Letter from R. M. Austin, Former Guyana Ambassador to Beijing, China
Dear Editor,
“Expanding NATO would be the most fateful error of American policy in the entire post-cold war era.”
George Kennan, former doyen of American diplomacy
As a diplomat for more than four decades I have been following events in your newspaper and other news outlets. I have been troubled by events leading to and during the invasion of Ukraine by forces of the Russian federation. I can therefore say that it is indeed a truism that when the first shot is fired in a war the first victim is often the truth.
I am of the view that we cannot allow the truth to perish on this occasion. If we do, the wrong lessons might be learnt. And if we forget the warning contained in this crisis the world might be inclined to make further and perhaps irrecoverable errors with dire consequences for the peaceful development of our planet.
We cannot, like Pontius Pilate, ask what is the truth and then wash our hands and walk away. As I said too much is at stake. The grim pictures depicted during the invasion of Ukraine, the relentless propaganda of the Western states, and the general ideological nimbus which now surrounds the Ukraine crisis tend to obscure the origins of this twentieth first century tragedy.
Even those with a modicum of historical understanding would know that both the Soviet Union and the Russian Republic of today have always been sensitive to developments on its borders with the states of Eastern Europe. That is why it is recorded that when the US in the person of former Secretary of State James Baker asked for Mikhail Gorbachev’s assistance in effecting the unification of Germany in the early 1990s, the condition laid down by the latter was that there would not be an expansion of NATO in Eastern Europe.

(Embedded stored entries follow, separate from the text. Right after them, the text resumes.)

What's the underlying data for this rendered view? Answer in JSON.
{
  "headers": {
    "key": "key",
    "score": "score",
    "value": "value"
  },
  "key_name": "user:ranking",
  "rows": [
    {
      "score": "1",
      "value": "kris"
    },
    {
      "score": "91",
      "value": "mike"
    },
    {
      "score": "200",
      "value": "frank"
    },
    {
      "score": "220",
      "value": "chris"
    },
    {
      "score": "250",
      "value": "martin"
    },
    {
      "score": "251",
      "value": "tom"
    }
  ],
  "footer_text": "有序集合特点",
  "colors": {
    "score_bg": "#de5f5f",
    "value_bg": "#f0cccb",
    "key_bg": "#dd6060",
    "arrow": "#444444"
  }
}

This agreement was observed until the election of Bill Clinton. When NATO expansion was encouraged by the Clinton administration, no less a person than the former doyen of American diplomacy, George Kennan, gave a dire warning of its implications. Writing in the New York Times of February 1997, at the age of 92, Kennan made this remarkable prescient observation:
“But something of the highest importance is at stake here. And perhaps it is not too late to advance a view that, I believe, is not only mine alone but is shared by a number of others with extensive and in most instances more recent experience in Russian matters. The view, bluntly stated, is that expanding NATO would be the most fateful error of American policy in the entire post-cold war era.”
Americans, in too many cases, are not possessed of a historical sense. The Clinton administration ploughed ahead with the expansion of NATO into Eastern Europe embracing countries which were formerly members of the Warsaw Pact and which constituted the defense perimeter of the Soviet Union. One can draw a straight line from this development to the political and defensive actions taken by the Putin administration. I hasten to add that while Putin’s actions might be historically justified one must take issue with the methods he has utilized, methods which have also been used as a weapon by the major countries of the West.
The propaganda aimed at Russia over the Ukraine by the Western media is at best hypocritical. If the Russian federation is being hauled over the coals over the invasion of a smaller and weaker country, or for the violation of the UN charter and international law, the principle of the settlement of disputes between states by pacific means and the breach of internationally accepted borders, then these principles must apply to all states of the international community. For it is an established fact that when it comes to the trampling on the rights of small nations the Western countries have no rival.
One pleads in the name of justice that criticisms being made and the dire warnings being issued must be applied to all nations. I suspect that it is this consideration which have compelled some African states and India to abstain on the resolution in the Security Council calling on the international community to condemn the Russian Federation for the use of force in Ukraine. For Africa and India have been prominent victims of Western imperialism involving the use of force to change borders and the use of indiscriminate violence against their populations.
I do not write as a disinterested global citizen. As a person of African descent, I have a vested interest in seeing justice and the best principles of humanity triumph over the agony and the decivilization in the Ukraine. I must therefore refer to the racial discrimination which is so little noted in the Western media.
Ukraine and the Eastern European states for the Western world have become what Belgium was in the First World War and Poland was in the second: pure victims without sin. But this is not the case. We can see on a daily basis that African students who were studying in Ukraine are being prevented from leaving with the other refugees. Can Ukraine and the other Eastern European states fight for freedom and justice while denying them to African students?
I would like to see peace, justice and freedom return to Ukraine. But, in my judgement, this can only happen if the approach to the crisis is fair and humane and the interests of all the states, both historical and geopolitical, are taken into account. Justice can only be based on impartial facts.